We are much more likely to remember something when it’s been wrapped in a story. Why? Because stories are memorable. This makes storytelling a powerful tool to make your brand stand out, especially when it comes to branding in retail.
Historically there hasn’t been a huge focus on branding in retail. The focus for retailers has been on marketing their products over brand marketing, and as an effect thereof the narrative in retail has been rather simplistic.
But over the past couple of years we’ve seen a very clear turn from product marketing in retail, which has resulted in retail brands putting a much larger effort into the storytelling side of their business.
But why is this important? What is the difference between branding in retail and branding for a brand such as Coca Cola or Niké?
Retail branding is the strategy employed to build a strong presence of your store in the minds of the consumer. While the retail branding process may differ between types of retailers, it is always a series of deliberate steps taken to evoke a positive feeling.
Branding in retail differs from product brands in the sense that the product is wholly omitted from the brand story.
If you are a sneaker brand, for instance, your brand story could include people running, playing games or other references to an active lifestyle. Or if you are a soft drink brand, your brand story could include the music, young people sitting in the park, and the social aspect of meeting up with your friends.
In both cases the product is featured in the brand story, because the product is the brand. But that is not the case for a retail brand. Because retailers do not have a single product to tie into their brand story, they need to focus on the story of a lifestyle that can contain multiple products (all available within their specific store).
Since the adoption of social media and video as marketing channels, views in the millions has been the dream scenario for a lot of marketing teams, but there’s always the question of how to achieve this.
We’ve sat down to talk to Peter Grønbæk, who has been working with retailers for more than a decade, and one of the things we talked about is storytelling in retail and how a narrative change can help skyrocket your reach.
“There’s been a big shift in the way retailers market themselves. Retail branding used to focus on the product, but those days are over. Retail marketing is becoming more about creating a narrative surrounding the lifestyle of their customer, than it is about marketing the products themselves. It’s become more about telling a good story instead of showing off pretty products.” Peter says.
Peter recalled a case about a DIY retailer who had been investing in video for a couple of years. The videos were mainly about how to undertake do it yourself projects. The commonality in the videos were that the products the retailer wanted to sell were central to the videos and the storytelling was rather factual.
Fast forward to 2020 and the market was saturated with product offerings, and all the competitors were running the same playbook of putting out short form video too.
Shifting to a focus on the DIY-lifestyle, and on the customers who use the products, instead of focusing on the products themselves changed that. Instead of ending up with views in the thousands they started seeing views in the millions.
“Because it felt less like a product advertisement and more like something out of a lifestyle magazine.”

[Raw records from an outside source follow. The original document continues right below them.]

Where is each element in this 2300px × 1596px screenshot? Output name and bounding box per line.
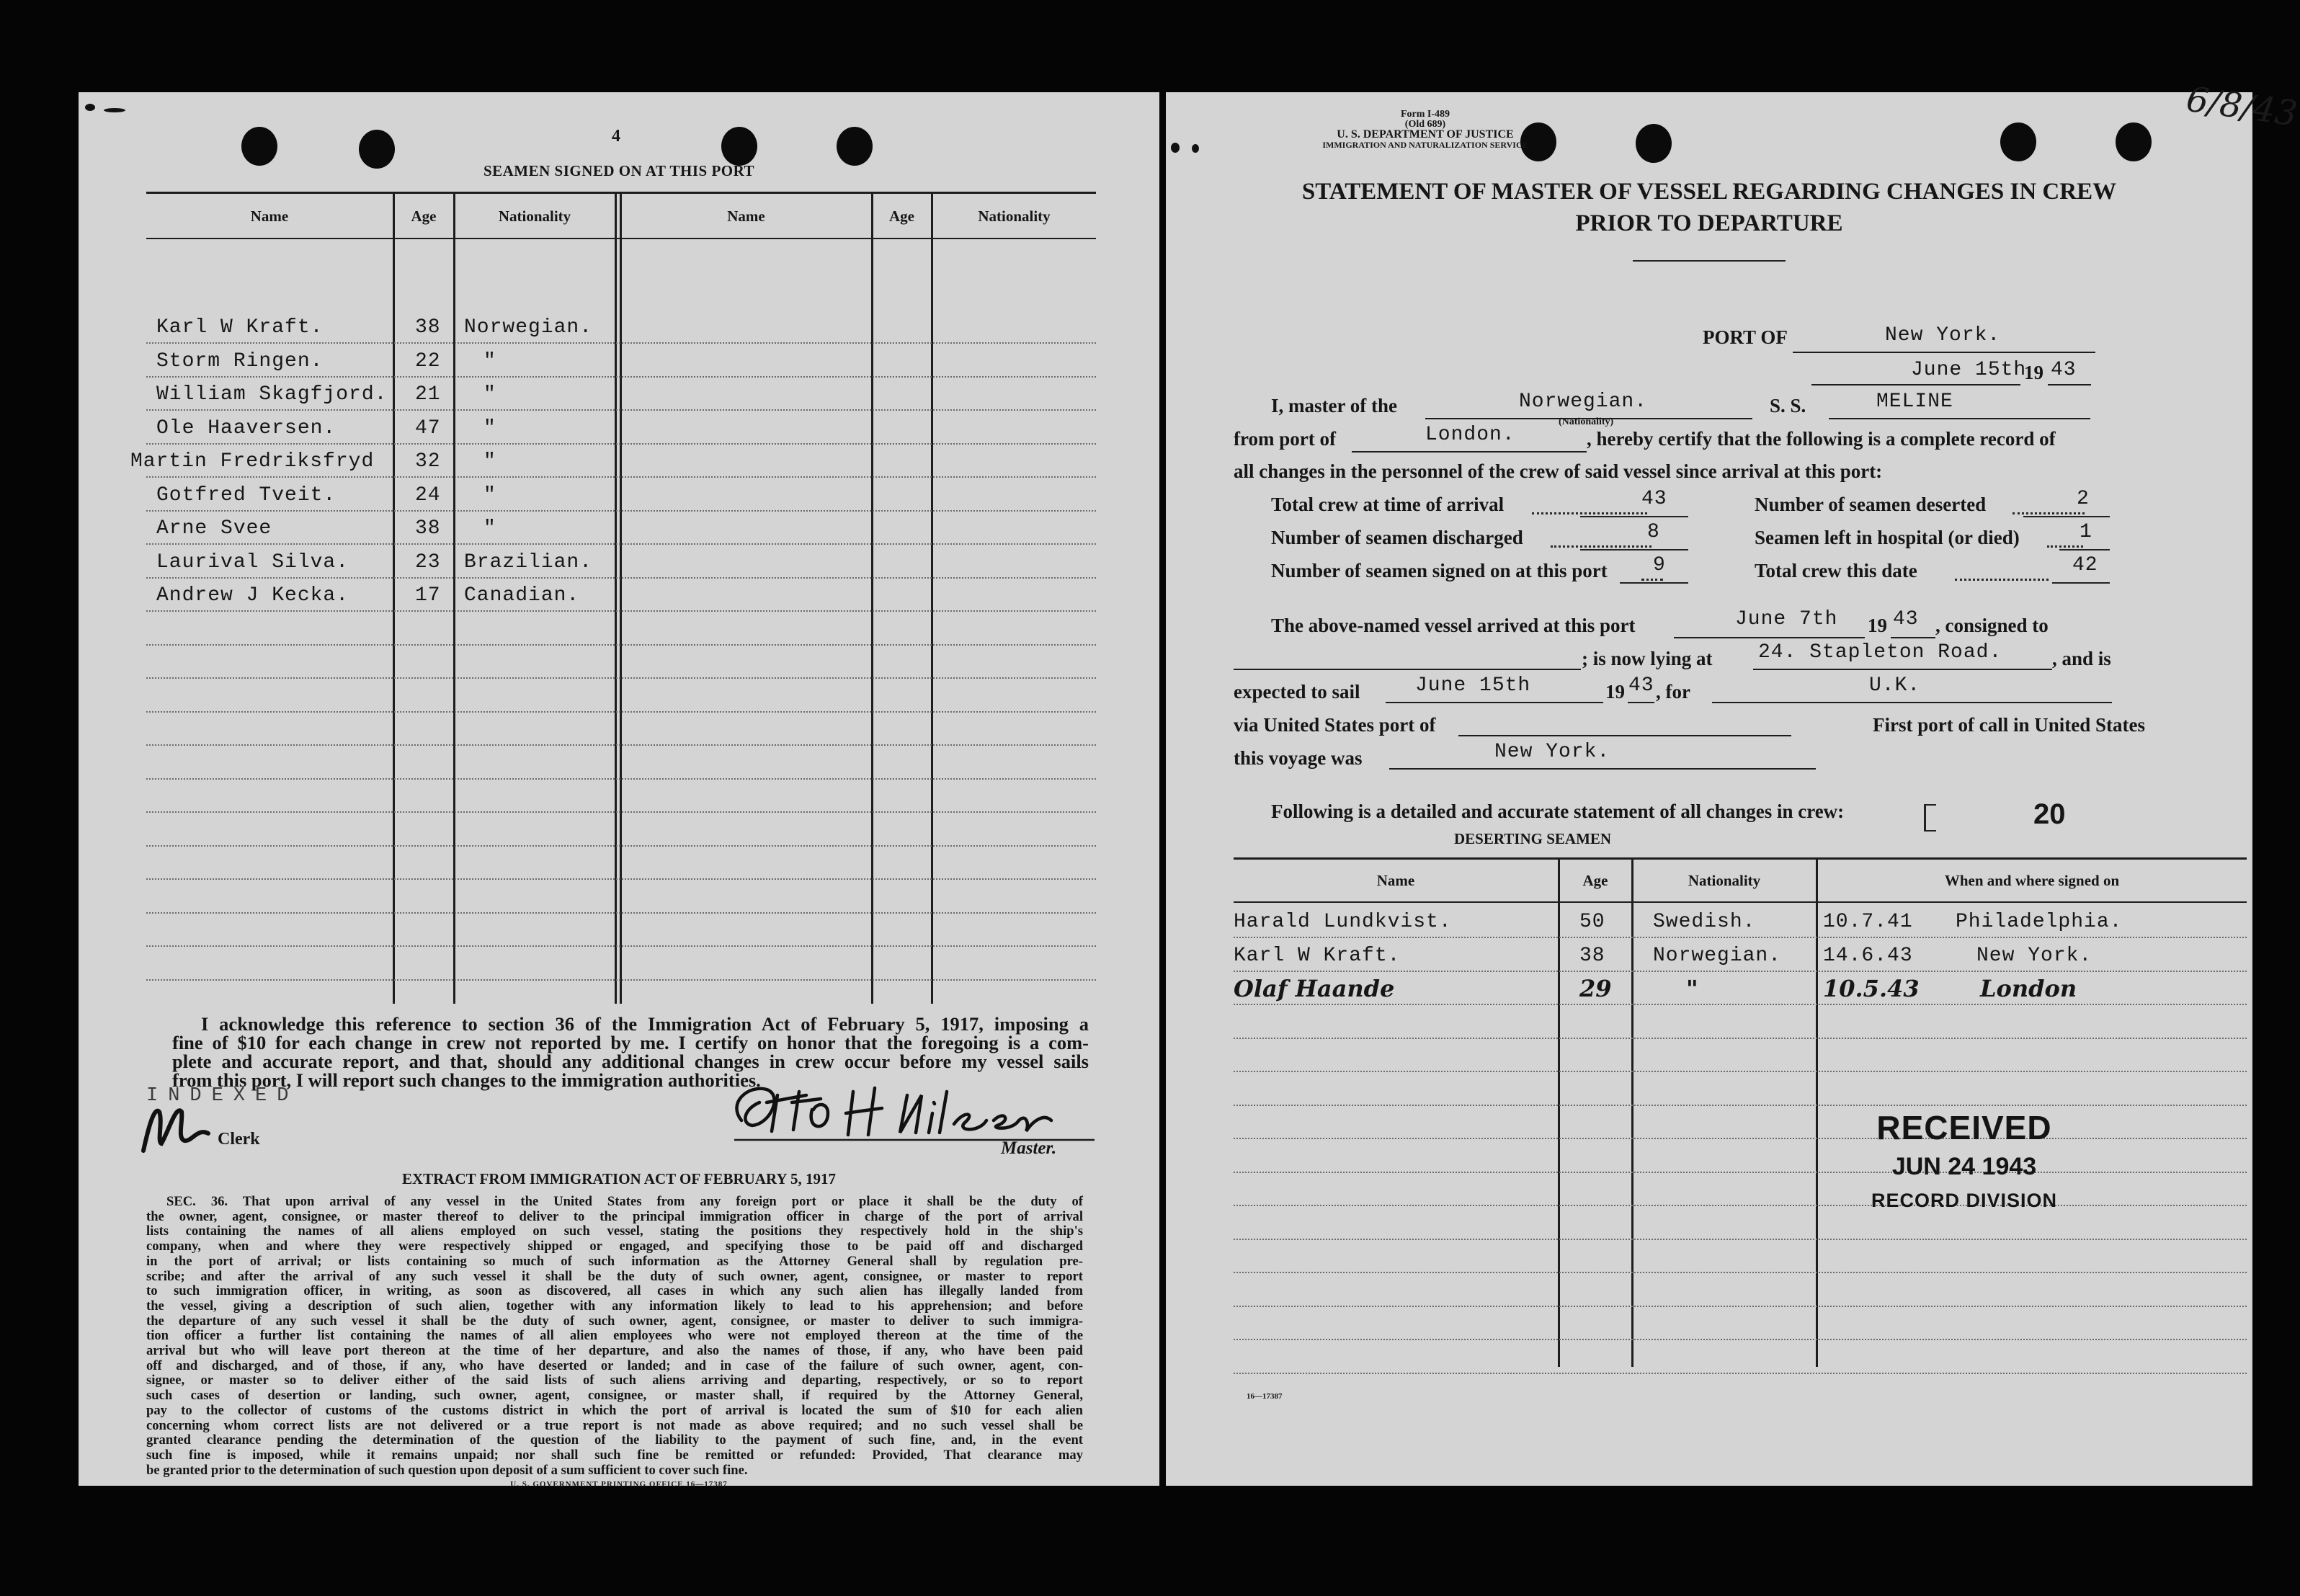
row-line: [146, 744, 1096, 746]
row-line: [1234, 1272, 2247, 1273]
seaman-nationality: ": [483, 517, 496, 540]
column-header-age: Age: [411, 208, 437, 225]
row-line: [1234, 937, 2247, 938]
seaman-name: Laurival Silva.: [156, 550, 349, 574]
total-crew-arrival: 43: [1641, 488, 1667, 510]
column-header-age: Age: [1582, 872, 1608, 889]
row-line: [1234, 1004, 2247, 1005]
seamen-signed-on: 9: [1653, 554, 1666, 576]
clerk-label: Clerk: [218, 1130, 260, 1149]
deserter-date: 14.6.43: [1823, 944, 1913, 967]
seaman-age: 21: [415, 383, 441, 406]
seaman-nationality: Canadian.: [464, 584, 580, 607]
sail-year: 43: [1628, 674, 1654, 697]
column-header-nationality: Nationality: [1688, 872, 1761, 889]
punch-hole: [837, 127, 873, 166]
seaman-age: 32: [415, 450, 441, 473]
deserter-date: 10.7.41: [1823, 911, 1913, 933]
port-value: New York.: [1885, 324, 2001, 347]
from-port: London.: [1425, 424, 1515, 446]
master-label: Master.: [1001, 1138, 1057, 1158]
row-line: [146, 476, 1096, 478]
row-line: [146, 543, 1096, 545]
deserter-name: Karl W Kraft.: [1234, 944, 1401, 967]
page-number: 4: [612, 127, 620, 146]
column-header-age: Age: [889, 208, 914, 225]
extract-title: EXTRACT FROM IMMIGRATION ACT OF FEBRUARY 5, 1917: [401, 1170, 837, 1187]
row-line: [146, 878, 1096, 880]
seaman-nationality: ": [483, 383, 496, 406]
seaman-nationality: ": [483, 483, 496, 507]
seamen-deserted: 2: [2077, 488, 2090, 510]
row-line: [1234, 1105, 2247, 1106]
seaman-name: Storm Ringen.: [156, 349, 324, 373]
seaman-age: 22: [415, 349, 441, 373]
row-line: [146, 945, 1096, 947]
row-line: [146, 979, 1096, 981]
punch-hole: [721, 127, 757, 166]
column-header-nationality: Nationality: [978, 208, 1051, 225]
port-label: PORT OF: [1703, 326, 1788, 348]
arrival-date: June 7th: [1735, 608, 1838, 630]
seamen-discharged: 8: [1647, 521, 1660, 543]
seaman-nationality: Brazilian.: [464, 550, 593, 574]
form-header: Form I-489 (Old 689) U. S. DEPARTMENT OF JUSTICE IMMIGRATION AND NATURALIZATION SERVICE: [1322, 109, 1528, 150]
seaman-age: 38: [415, 316, 441, 339]
row-line: [146, 510, 1096, 512]
printing-office-note: U. S. GOVERNMENT PRINTING OFFICE 16—17387: [510, 1480, 728, 1489]
row-line: [146, 711, 1096, 713]
row-line: [146, 376, 1096, 378]
seaman-age: 24: [415, 483, 441, 507]
deserter-name: Harald Lundkvist.: [1234, 911, 1452, 933]
date-value: June 15th: [1911, 359, 2027, 381]
seaman-nationality: ": [483, 416, 496, 440]
row-line: [1234, 1071, 2247, 1072]
seaman-name: William Skagfjord.: [156, 383, 388, 406]
punch-hole: [1636, 124, 1672, 163]
ship-name: MELINE: [1876, 391, 1953, 413]
seaman-age: 38: [415, 517, 441, 540]
lying-at: 24. Stapleton Road.: [1758, 641, 2002, 664]
row-line: [146, 811, 1096, 813]
date-year: 43: [2051, 359, 2077, 381]
row-line: [1234, 971, 2247, 972]
row-line: [1234, 1306, 2247, 1307]
seaman-name: Gotfred Tveit.: [156, 483, 336, 507]
punch-hole: [241, 127, 277, 166]
form-footer: 16—17387: [1247, 1392, 1283, 1401]
first-port-of-call: New York.: [1494, 741, 1610, 763]
deserter-age: 38: [1579, 944, 1605, 967]
column-header-name: Name: [727, 208, 765, 225]
form-title: STATEMENT OF MASTER OF VESSEL REGARDING CHANGES IN CREW PRIOR TO DEPARTURE: [1301, 179, 2117, 236]
seaman-age: 17: [415, 584, 441, 607]
row-line: [146, 409, 1096, 411]
seaman-name: Ole Haaversen.: [156, 416, 336, 440]
column-header-signed-on: When and where signed on: [1944, 872, 2120, 889]
received-stamp: RECEIVED JUN 24 1943 RECORD DIVISION: [1871, 1109, 2058, 1211]
row-line: [1234, 1038, 2247, 1039]
sheet-number: 20: [2033, 798, 2066, 830]
total-crew-date: 42: [2072, 554, 2098, 576]
deserter-place: New York.: [1976, 944, 2092, 967]
seamen-signed-title: SEAMEN SIGNED ON AT THIS PORT: [483, 162, 755, 179]
deserter-nationality: ": [1686, 975, 1698, 1002]
deserter-nationality: Swedish.: [1653, 911, 1756, 933]
row-line: [146, 577, 1096, 579]
punch-hole: [2116, 122, 2152, 161]
arrival-year: 43: [1893, 608, 1919, 630]
deserter-nationality: Norwegian.: [1653, 944, 1782, 967]
row-line: [146, 778, 1096, 780]
deserter-age: 50: [1579, 911, 1605, 933]
seaman-nationality: ": [483, 450, 496, 473]
column-header-nationality: Nationality: [498, 208, 571, 225]
deserter-place: Philadelphia.: [1956, 911, 2123, 933]
seaman-name: Martin Fredriksfryd: [130, 450, 375, 473]
column-header-name: Name: [1376, 872, 1415, 889]
destination: U.K.: [1869, 674, 1921, 697]
deserting-seamen-title: DESERTING SEAMEN: [1454, 830, 1612, 847]
sail-date: June 15th: [1415, 674, 1531, 697]
seaman-name: Andrew J Kecka.: [156, 584, 349, 607]
deserter-date: 10.5.43: [1823, 975, 1920, 1002]
row-line: [1234, 1373, 2247, 1374]
seaman-nationality: ": [483, 349, 496, 373]
row-line: [146, 677, 1096, 679]
left-form-page: [79, 92, 1159, 1489]
seaman-name: Karl W Kraft.: [156, 316, 324, 339]
seaman-age: 23: [415, 550, 441, 574]
seaman-age: 47: [415, 416, 441, 440]
extract-text: SEC. 36. That upon arrival of any vessel in the United States from any foreign port or place it shall be the duty of the owner, agent, consignee, or master thereof to deliver to the principal immigration officer in charge of the port of arrival lists containing the names of all aliens employed on such vessel, stating the positions they respectively hold in the ship's company, when and where they were respectively shipped or engaged, and specifying those to be paid off and discharged in the port of arrival; or lists containing so much of such information as the Attorney General shall by regulation pre- scribe; and after the arrival of any such vessel it shall be the duty of such owner, agent, consignee, or master to report to such immigration officer, in writing, as soon as discovered, all cases in which any such alien has illegally landed from the vessel, giving a description of such alien, together with any information likely to lead to his apprehension; and before the departure of any such vessel it shall be the duty of such owner, agent, consignee, or master to deliver to such immigra- tion officer a further list containing the names of all alien employees who were not employed thereon at the time of the arrival but who will leave port thereon at the time of her departure, and also the names of those, if any, who have been paid off and discharged, and of those, if any, who have deserted or landed; and in case of the failure of such owner, agent, con- signee, or master so to deliver either of the said lists of such aliens arriving and departing, respectively, or so to report such cases of desertion or landing, such owner, agent, consignee, or master shall, if required by the Attorney General, pay to the collector of customs of the customs district in which the port of arrival is located the sum of $10 for each alien concerning whom correct lists are not delivered or a true report is not made as above required; and no such vessel shall be granted clearance pending the determination of the question of the liability to the payment of such fine, and, in the event such fine is imposed, while it remains unpaid; nor shall such fine be remitted or refunded: Provided, That clearance may be granted prior to the determination of such question upon deposit of a sum sufficient to cover such fine.: [146, 1194, 1083, 1478]
row-line: [1234, 1172, 2247, 1173]
punch-hole: [2000, 122, 2036, 161]
seaman-nationality: Norwegian.: [464, 316, 593, 339]
row-line: [146, 610, 1096, 612]
row-line: [146, 342, 1096, 344]
master-signature: [727, 1081, 1102, 1146]
indexed-stamp: INDEXED: [146, 1085, 299, 1107]
seamen-hospital: 1: [2080, 521, 2092, 543]
row-line: [146, 443, 1096, 445]
deserter-name: Olaf Haande: [1234, 975, 1395, 1002]
acknowledgement-paragraph: I acknowledge this reference to section 36 of the Immigration Act of February 5, 1917, imposing a fine of $10 for each change in crew not reported by me. I certify on honor that the foregoing is a com- plete and accurate report, and that, should any additional changes in crew occur before my vessel sails from this port, I will report such changes to the immigration authorities.: [172, 1013, 1089, 1091]
row-line: [146, 845, 1096, 847]
deserter-place: London: [1980, 975, 2077, 1002]
right-form-page: Form I-489 (Old 689) U. S. DEPARTMENT OF JUSTICE IMMIGRATION AND NATURALIZATION SERVICE 6/8/43 STATEMENT OF MASTER OF VESSEL REGARDING CHANGES IN CREW PRIOR TO DEPARTURE PORT OF New York. June 15th 19 43 I, master of the Norwegian. (Nationality) S. S. MELINE from port of London. , hereby certify that the following is a complete record of all changes in the personnel of the crew of said vessel since arrival at this port: Total crew at time of arrival 43 Number of seamen discharged 8 Number of seamen signed on at this port 9 Number of seamen deserted 2 Seamen left in hospital (or died) 1 Total crew this date 42 The above-named vessel arrived at this port June 7th 19 43 , consigned to ; is now lying at 24. Stapleton Road. , and is expected to sail June 15th 19 43 , for U.K. via United States port of First port of call in United States this voyage was New York. Following is a detailed and accurate statement of all changes in crew: 20 DESERTING SEAMEN Name Age Nationality When and where signed on Harald Lundkvist. 50 Swedish. 10.7.41 Philadelphia. Karl W Kraft. 38 Norwegian. 14.6.43 New York. Olaf Haande 29 " 10.5.43 London RECEIVED JUN 24 1943 RECORD DIVISION 16—17387: [1166, 92, 2252, 1486]
corner-note: 6/8/43: [2183, 79, 2300, 135]
seaman-name: Arne Svee: [156, 517, 272, 540]
vessel-nationality: Norwegian.: [1519, 391, 1648, 413]
row-line: [1234, 1339, 2247, 1340]
row-line: [1234, 1205, 2247, 1206]
column-header-name: Name: [250, 208, 289, 225]
row-line: [1234, 1239, 2247, 1240]
row-line: [146, 644, 1096, 646]
clerk-initials: [140, 1099, 212, 1156]
row-line: [1234, 1138, 2247, 1139]
deserter-age: 29: [1579, 975, 1612, 1002]
row-line: [146, 912, 1096, 914]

There are plenty of great examples of how lifestyle branding and storytelling has been used by retail brands to create something that is focused on the consumer and not on the product.
Here we’ll take a look at three such examples.
When Ingvar Kamprad founded IKEA in the 1940s the IKEA brand and the story that went with it was a simple one. Kamrad saw a need for affordable furniture of a high quality. This story shaped the IKEA brand into the flat-packed, self assembly furniture line that we all know.
But “affordable, high quality furniture” isn’t the center in IKEAs brand story anymore. Whether we’re talking videos ads, their cafeteria, in-store decorations or their social media presence, their focus has shifted to telling warm, funny stories.
Their “Let’s Relax” campaign from 2016 is a shining example of this, where they transport the obsession with snapping pictures of the food we eat from today’s world and back through time to the 17th century. The message of the ad is that your home shouldn’t be subjected to public scrutiny, it should be a place you can relax.
In the 2010’s a gin drinking grandmother became the central figure of the German retailer’s attempt to provide something new amidst the string of bland supermarket commercials that featured famous chefs like Jamie Oliver and attempted to create a ‘food porn’ movement.
And that’s exactly what Aldi’s campaign “Like Brands, Only Cheaper’ did.
The ad was part of a series of witty ads that tried to convince a nation that big brands didn’t taste better. And while the series did feature Aldi products, the products were merely a prop to get to the punchline of a funny story.
Zalando’s 2024 Autumn/Winter campaign titled “What Do I Wear” is another great example of less focus on the product, more focus on the lifestyle.
The commercial itself features people on a subway, all of them asking themselves the same question “what do I wear?”
But instead of answering the question by simply presenting different pieces of clothes, the fashion retailer keeps changing the context of the question.
A guy asks himself, “what do I wear on a first date?”
A pregnant woman asks herself, “what do I wear to get a seat?” as she is forced to stand on the subway.
Brigitte Nielsen asks herself “what do I wear to get some of that?” as she spots two people making out.
A young woman applying lipstick asks herself “what do I wear to look iconic?”
The answer is, of course, Zalando, they are trying to increase sales after all. But the story they’re telling isn’t about the many different styles in their catalog. It’s about a life lived by people in a vibrant city and their different reasons for needing Zalando.